Friday, March 14, 2008

The first job I ever had was counting cars. I got this job while I was taking part in an information technology course.

I started the Fastrack to Information Technology (FIT) course with high hopes. The course was in its second year of existence. Some of the graduates of the first year had done pretty well out of it. Big name companies had stepped forward during the course of the year to offer apprenticeships to the top graduates from the course. A couple of them had gotten internships with Microsoft and more had gotten jobs with AOL and other hi-tech companies with good prospects. At the time I applied for the course there was every reason to hope that the next years graduates would do as well.

I didn't realise it at the time but there was an ominous bit of news over the radio as I sat in the reception area waiting to be called for my interview for the course. The receptionist relayed the news to a colleague in another room: "They're saying a second plane just crashed."

The dot com bubble was probably going to burst anyway but in the immediate months after 9-11 the sense of doom and gloom and impending armageddon was used as an excuse for many things. Many things. This was how I started my FIT Software Testing course in Ringsend VEC.

The course was further complicated by a type of culture that developed in the class among a group of locals who were all in their late teens/early twenties and taking part in the course to get an extra allowance on top of their regular social welfare payment.

Things quickly descended into a farce and it was like I was back in secondary school with a class-full of messers and jokers. Not what you'd expect from 'mature' students. One of our tutors resigned because she couldn't take it any more.

Added to this was the fact that all of the sponsorship from the previous year had fallen away. In the new post 9-11 world the dot coms weren't expecting such growth as before and were not willing to make promises of internships to any of the graduates.

I quickly decided to get out of the course and started applying for jobs. I hoped to trade on the fact that I was participating in an Information Technology Software Testing course, and wherever possible exaggerate the difficulty of it, in order to get myself into some type of computer/office based job. One of the jobs I applied for was described as 'data entry'.
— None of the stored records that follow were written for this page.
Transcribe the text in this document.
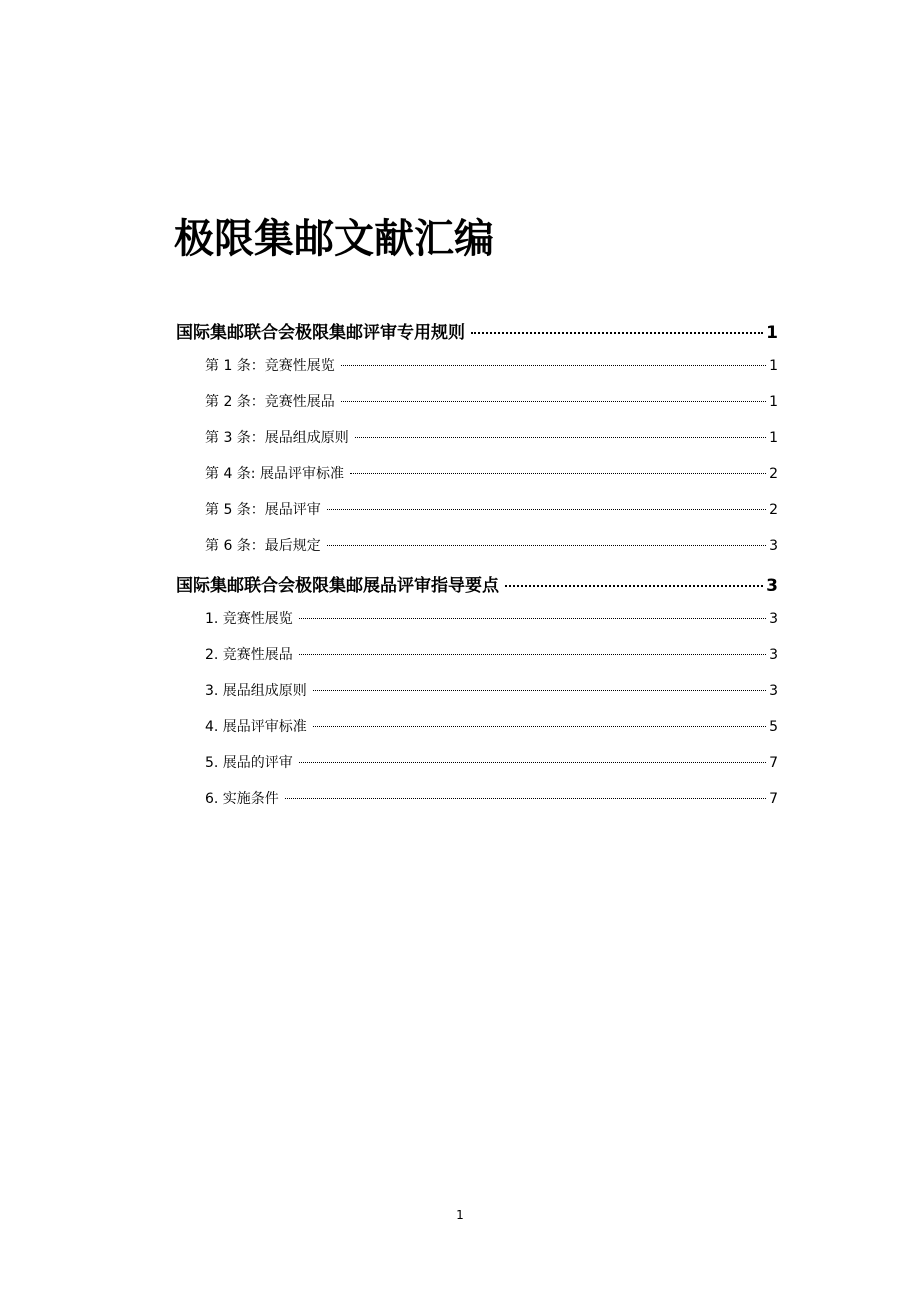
极限集邮文献汇编
国际集邮联合会极限集邮评审专用规则	1
第 1 条：竞赛性展览	1
第 2 条：竞赛性展品	1
第 3 条：展品组成原则	1
第 4 条: 展品评审标准	2
第 5 条：展品评审	2
第 6 条：最后规定	3
国际集邮联合会极限集邮展品评审指导要点	3
1. 竞赛性展览	3
2. 竞赛性展品	3
3. 展品组成原则	3
4. 展品评审标准	5
5. 展品的评审	7
6. 实施条件	7
1
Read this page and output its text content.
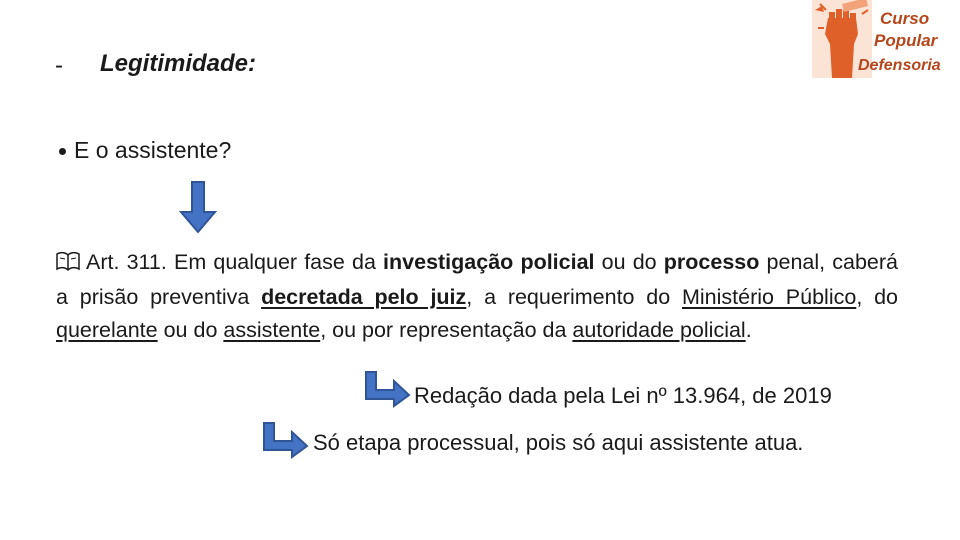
- Legitimidade:
Curso
Popular
Defensoria
E o assistente?
Art. 311. Em qualquer fase da investigação policial ou do processo penal, caberá a prisão preventiva decretada pelo juiz, a requerimento do Ministério Público, do querelante ou do assistente, ou por representação da autoridade policial.
Redação dada pela Lei nº 13.964, de 2019
Só etapa processual, pois só aqui assistente atua.
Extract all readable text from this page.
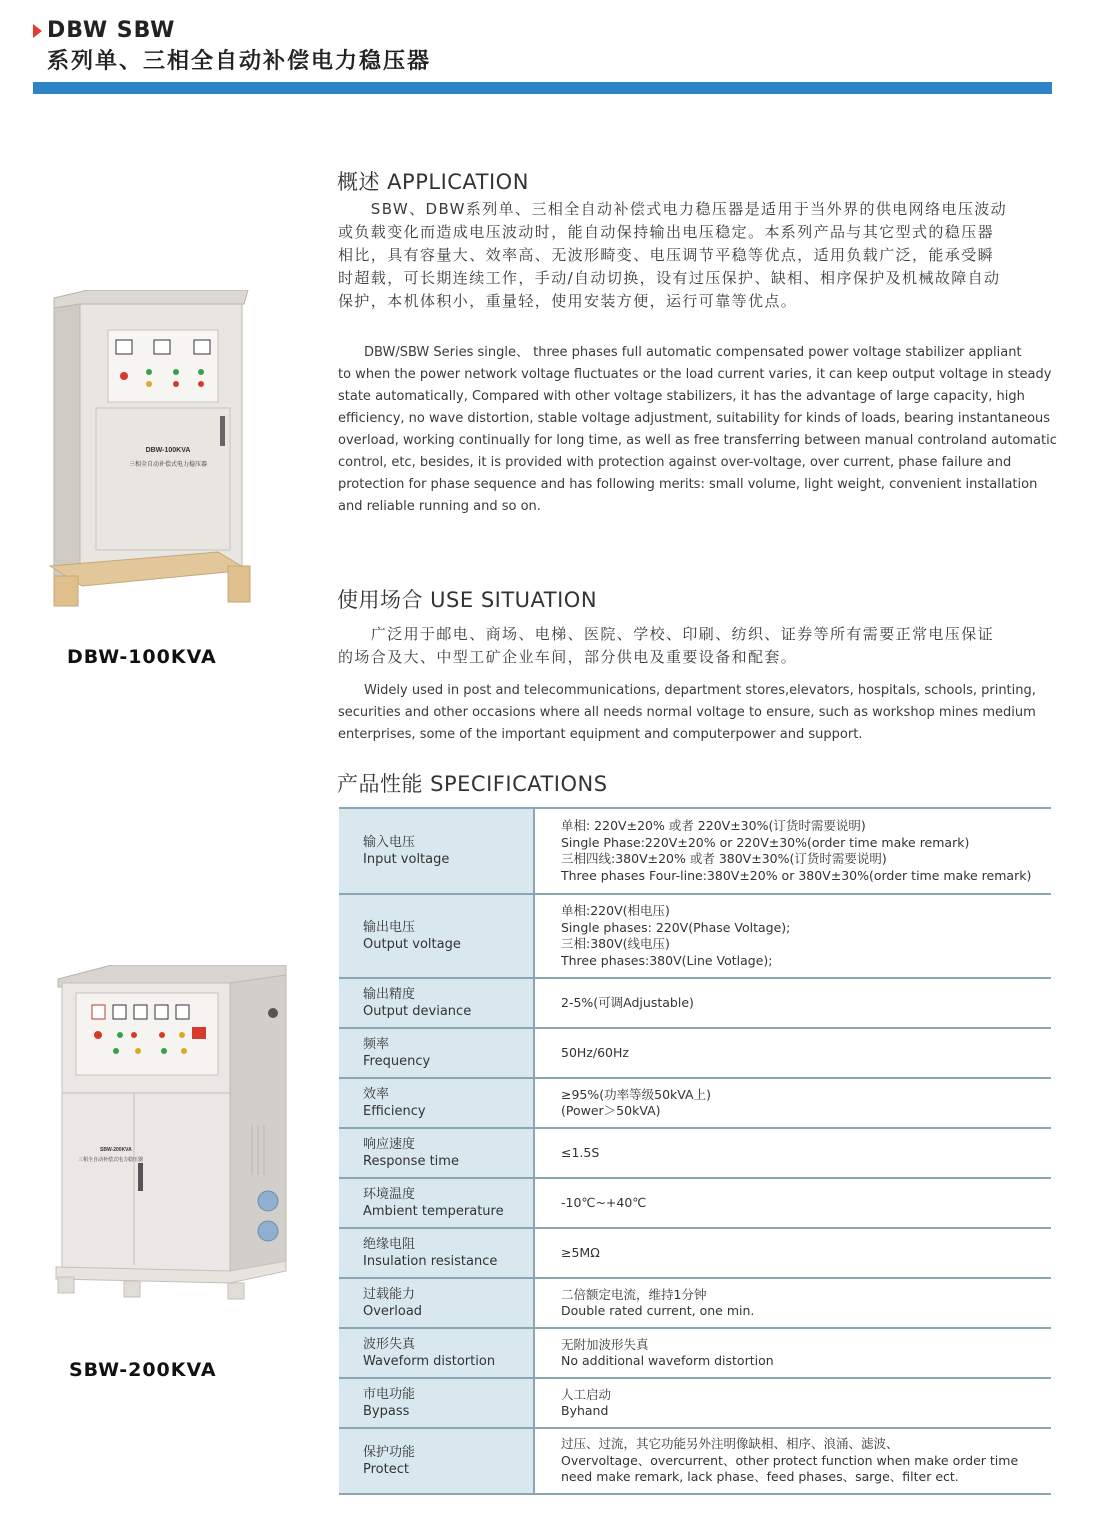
DBW SBW
系列单、三相全自动补偿电力稳压器
概述 APPLICATION
　　SBW、DBW系列单、三相全自动补偿式电力稳压器是适用于当外界的供电网络电压波动
或负载变化而造成电压波动时，能自动保持输出电压稳定。本系列产品与其它型式的稳压器
相比，具有容量大、效率高、无波形畸变、电压调节平稳等优点，适用负载广泛，能承受瞬
时超载，可长期连续工作，手动/自动切换，设有过压保护、缺相、相序保护及机械故障自动
保护，本机体积小，重量轻，使用安装方便，运行可靠等优点。
　　DBW/SBW Series single、 three phases full automatic compensated power voltage stabilizer appliant
to when the power network voltage fluctuates or the load current varies, it can keep output voltage in steady
state automatically, Compared with other voltage stabilizers, it has the advantage of large capacity, high
efficiency, no wave distortion, stable voltage adjustment, suitability for kinds of loads, bearing instantaneous
overload, working continually for long time, as well as free transferring between manual controland automatic
control, etc, besides, it is provided with protection against over-voltage, over current, phase failure and
protection for phase sequence and has following merits: small volume, light weight, convenient installation
and reliable running and so on.
使用场合 USE SITUATION
　　广泛用于邮电、商场、电梯、医院、学校、印刷、纺织、证券等所有需要正常电压保证
的场合及大、中型工矿企业车间，部分供电及重要设备和配套。
　　Widely used in post and telecommunications, department stores,elevators, hospitals, schools, printing,
securities and other occasions where all needs normal voltage to ensure, such as workshop mines medium
enterprises, some of the important equipment and computerpower and support.
DBW-100KVA
三相全自动补偿式电力稳压器
DBW-100KVA
SBW-200KVA
三相全自动补偿式电力稳压器
SBW-200KVA
产品性能 SPECIFICATIONS
输入电压
Input voltage
单相: 220V±20% 或者 220V±30%(订货时需要说明)
Single Phase:220V±20% or 220V±30%(order time make remark)
三相四线:380V±20% 或者 380V±30%(订货时需要说明)
Three phases Four-line:380V±20% or 380V±30%(order time make remark)
输出电压
Output voltage
单相:220V(相电压)
Single phases: 220V(Phase Voltage);
三相:380V(线电压)
Three phases:380V(Line Votlage);
输出精度
Output deviance
2-5%(可调Adjustable)
频率
Frequency
50Hz/60Hz
效率
Efficiency
≥95%(功率等级50kVA上)
(Power＞50kVA)
响应速度
Response time
≤1.5S
环境温度
Ambient temperature
-10℃~+40℃
绝缘电阻
Insulation resistance
≥5MΩ
过载能力
Overload
二倍额定电流，维持1分钟
Double rated current, one min.
波形失真
Waveform distortion
无附加波形失真
No additional waveform distortion
市电功能
Bypass
人工启动
Byhand
保护功能
Protect
过压、过流，其它功能另外注明像缺相、相序、浪涌、滤波、
Overvoltage、overcurrent、other protect function when make order time
need make remark, lack phase、feed phases、sarge、filter ect.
This was how I started to work in traffic surveying. I don't know what they were thinking when they described the job as 'data entry'. A closer description would be 'data collection'. An even closer one would be 'counting cars'. People who have experienced the job at first hand get to the nub of the issue and describe the job as 'clicking cars'.

Many people have had unusual jobs in the past and I am happy to be able to say that my first job was counting cars. It's a good conversation starter for someone who is not a good conversationalist. Less good is when I say that I am now back counting cars again!

While many people are happy to talk about the stupid or unusual jobs they've had in the past they are happy to do so because they are in the past. Not for me.

Then again, there is always the story about how I quit my well-paid job six months ago to try to make a living from blogging and how I ended up back doing the same job I started out with when I first entered the jobs market. There's a lesson to be learned in this story for many people. Being able to tell people that I count cars for a living is a welcome distraction from having to tell that story!